La victime des injures dispose donc d’une option entre :
- soit demander uniquement une réparation financière devant le tribunal d’instance
- soit demander une condamnation pénale et une réparation financière devant le Tribunal de Police
LA DEMANDE QUI PORTE UNIQUEMENT SUR LA REPARATION FINANCIERE SERA GENERALEMENT CONDUITE DEVANT LE TRIBUNAL D’INSTANCE
Le Tribunal d’Instance est compétent pour toutes les demandes relatives à des faits d’injures lorsque l’indemnisation réclamée est d’un montant inférieur à 10.000 €uros. Il est saisi par la remise au greffe d’une assignation délivrée par voie d’huissier, sauf la possibilité, pour la victime, si sa demande est inférieure à 4.000 €uros, de procéder par voie de « déclaration au greffe ».

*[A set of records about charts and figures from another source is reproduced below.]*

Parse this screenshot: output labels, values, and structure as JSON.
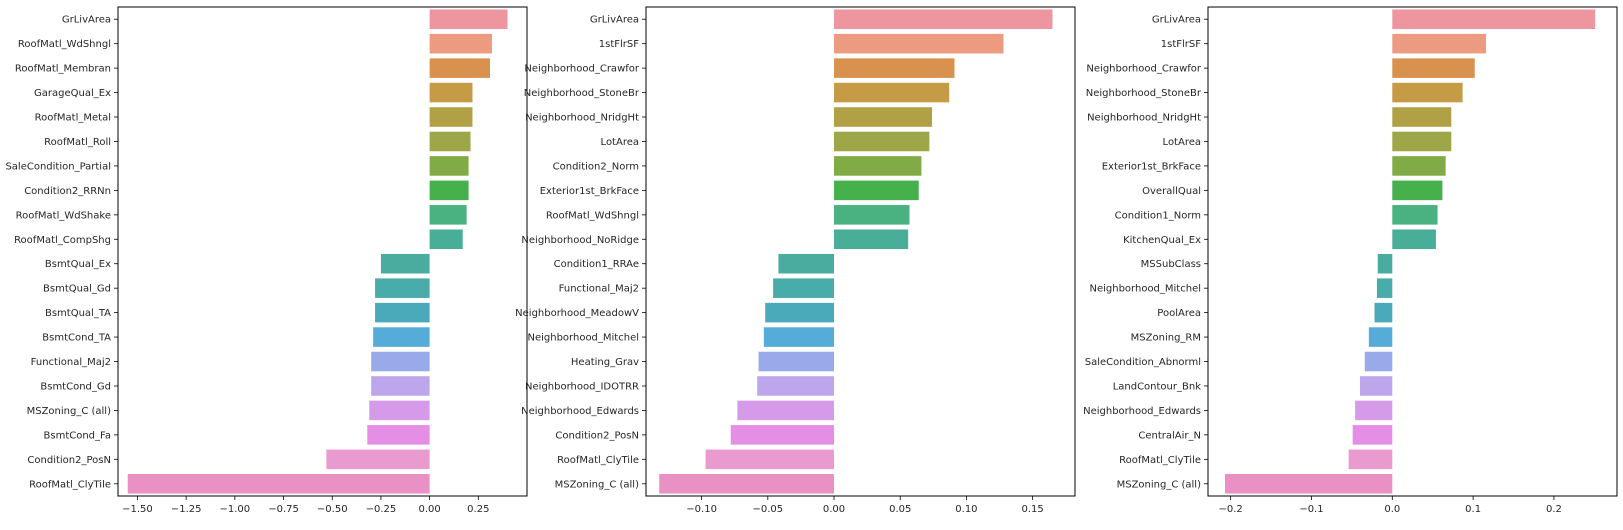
{
  "palette": [
    "#ee96a0",
    "#ec9b80",
    "#d9924e",
    "#c59b46",
    "#b0a046",
    "#9da747",
    "#80ab45",
    "#46b04d",
    "#4ab281",
    "#49ae97",
    "#4aac9f",
    "#4aabab",
    "#4aaab9",
    "#55acd9",
    "#98aae9",
    "#bda6eb",
    "#d59be9",
    "#e58ee5",
    "#e99bcf",
    "#e991c4"
  ],
  "chart_data": [
    {
      "type": "bar",
      "orientation": "horizontal",
      "categories": [
        "GrLivArea",
        "RoofMatl_WdShngl",
        "RoofMatl_Membran",
        "GarageQual_Ex",
        "RoofMatl_Metal",
        "RoofMatl_Roll",
        "SaleCondition_Partial",
        "Condition2_RRNn",
        "RoofMatl_WdShake",
        "RoofMatl_CompShg",
        "BsmtQual_Ex",
        "BsmtQual_Gd",
        "BsmtQual_TA",
        "BsmtCond_TA",
        "Functional_Maj2",
        "BsmtCond_Gd",
        "MSZoning_C (all)",
        "BsmtCond_Fa",
        "Condition2_PosN",
        "RoofMatl_ClyTile"
      ],
      "values": [
        0.4,
        0.32,
        0.31,
        0.22,
        0.22,
        0.21,
        0.2,
        0.2,
        0.19,
        0.17,
        -0.25,
        -0.28,
        -0.28,
        -0.29,
        -0.3,
        -0.3,
        -0.31,
        -0.32,
        -0.53,
        -1.55
      ],
      "xlim": [
        -1.6,
        0.5
      ],
      "xticks": [
        -1.5,
        -1.25,
        -1.0,
        -0.75,
        -0.5,
        -0.25,
        0.0,
        0.25
      ],
      "xtick_labels": [
        "−1.50",
        "−1.25",
        "−1.00",
        "−0.75",
        "−0.50",
        "−0.25",
        "0.00",
        "0.25"
      ],
      "grid": false
    },
    {
      "type": "bar",
      "orientation": "horizontal",
      "categories": [
        "GrLivArea",
        "1stFlrSF",
        "Neighborhood_Crawfor",
        "Neighborhood_StoneBr",
        "Neighborhood_NridgHt",
        "LotArea",
        "Condition2_Norm",
        "Exterior1st_BrkFace",
        "RoofMatl_WdShngl",
        "Neighborhood_NoRidge",
        "Condition1_RRAe",
        "Functional_Maj2",
        "Neighborhood_MeadowV",
        "Neighborhood_Mitchel",
        "Heating_Grav",
        "Neighborhood_IDOTRR",
        "Neighborhood_Edwards",
        "Condition2_PosN",
        "RoofMatl_ClyTile",
        "MSZoning_C (all)"
      ],
      "values": [
        0.165,
        0.128,
        0.091,
        0.087,
        0.074,
        0.072,
        0.066,
        0.064,
        0.057,
        0.056,
        -0.042,
        -0.046,
        -0.052,
        -0.053,
        -0.057,
        -0.058,
        -0.073,
        -0.078,
        -0.097,
        -0.132
      ],
      "xlim": [
        -0.142,
        0.182
      ],
      "xticks": [
        -0.1,
        -0.05,
        0.0,
        0.05,
        0.1,
        0.15
      ],
      "xtick_labels": [
        "−0.10",
        "−0.05",
        "0.00",
        "0.05",
        "0.10",
        "0.15"
      ],
      "grid": false
    },
    {
      "type": "bar",
      "orientation": "horizontal",
      "categories": [
        "GrLivArea",
        "1stFlrSF",
        "Neighborhood_Crawfor",
        "Neighborhood_StoneBr",
        "Neighborhood_NridgHt",
        "LotArea",
        "Exterior1st_BrkFace",
        "OverallQual",
        "Condition1_Norm",
        "KitchenQual_Ex",
        "MSSubClass",
        "Neighborhood_Mitchel",
        "PoolArea",
        "MSZoning_RM",
        "SaleCondition_Abnorml",
        "LandContour_Bnk",
        "Neighborhood_Edwards",
        "CentralAir_N",
        "RoofMatl_ClyTile",
        "MSZoning_C (all)"
      ],
      "values": [
        0.251,
        0.116,
        0.102,
        0.087,
        0.073,
        0.073,
        0.066,
        0.062,
        0.056,
        0.054,
        -0.018,
        -0.019,
        -0.022,
        -0.029,
        -0.034,
        -0.04,
        -0.046,
        -0.049,
        -0.054,
        -0.207
      ],
      "xlim": [
        -0.228,
        0.278
      ],
      "xticks": [
        -0.2,
        -0.1,
        0.0,
        0.1,
        0.2
      ],
      "xtick_labels": [
        "−0.2",
        "−0.1",
        "0.0",
        "0.1",
        "0.2"
      ],
      "grid": false
    }
  ]
}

Dans cette dernière hypothèse, la demande d’un montant inférieur à 4.000 €uros peut se présenter sous la forme d’une demande écrite adressée ou déposée au greffe du Tribunal d’Instance territorialement compétent dans un délai de trois mois [le délai est porté à un an pour les injures racistes, sexistes ou discriminatoires proférées publiquement : art 65-3 loi sur la presse : « Pour les délits prévus par le huitième alinéa de l’article 24, l’article 24 bis, le deuxième alinéa de l’article 32 et le troisième alinéa de l’article 33, le délai de prescription prévu par l’article 65 est porté à un an. »]].
Cette demande expose sommairement les faits, énonce entre guillemets très exactement les propos injurieux précisément incriminés, comporte élection de domicile dans la ville où siège le Tribunal, et sollicite la convocation de l’auteur des propos injurieux au paiement d’une indemnité dont est précisé exactement le montant en €uros [1].
Le Tribunal convoquera les parties [le Parquet est cité par l’huissier de justice désigné par le demandeur]] à une audience au cours de laquelle elles exposeront leur arguments, non sans avoir préalablement échangé dans les jours précédents l’audience, les preuves et documents qu’elles remettront au juge [2]. La procédure est « orale », ce qui emporte que l’échange des documents, conclusions, argumentaires, mémoires par écrit est tout à fait recommandé mais ne dispense pas de devoir exposer ses arguments et ses demandes verbalement à l’audience devant le Juge, à qui ces documents sont remis au plus tard, le jour de l’audience. Naturellement, avant que de saisir le Juge de la demande en réparation, il semble absolument impératif d’avoir réuni les preuves suffisantes des propos injurieux notamment par témoins (voir annexe 1) lorsqu’il n’y a pas d’écrits probants.
LA DEMANDE QUI PORTE SUR UNE SANCTION PENALE ET SUR LA REPARATION FINANCIERE EST CONDUITE DEVANT LE TRIBUNAL DE POLICE
La victime des injures, toujours lorsqu’elle dispose d’éléments de preuves suffisants des propos ou écrits injurieux, peut saisir le Tribunal de Police afin qu’il soit statué à la fois sur une sanction pénale et sur les dommages et intérêts (voir modèles de citation en annexe 3 et 4).
Le choix de la victime des injures entre la voie pénale ou civile peut s’avérer difficile, étant souligné toutefois que la voie pénale semble être celle qui s’imposerait le plus spontanément et le plus logiquement. Au niveau des frais, elle pourra s’avérer moins coûteuse pour les parties notamment en cas de pourvoi en cassation, l’avocat n’étant pas obligatoire en matière pénale, alors qu’il l’est en matière civile. Elle ouvre également très largement une possibilité d’appel, également à moindre frais puisque l’avoué n’est pas obligatoire en matière pénale, alors qu’il l’est en matière civile.
Au surplus, l’appel est recevable pour la partie civile en matière pénale quel que soit le montant des dommages et intérêts réclamés alors que ce montant doit être supérieur à 4.000 €uros en matière civile, faute de quoi, le jugement n’est plus susceptible que de pourvoi en cassation.
Choisir la voie civile expose donc aux aléas d’un « one shot », alors que la matière est complexe, et que la possibilité d’un appel assure une certaine sécurité juridique à la victime.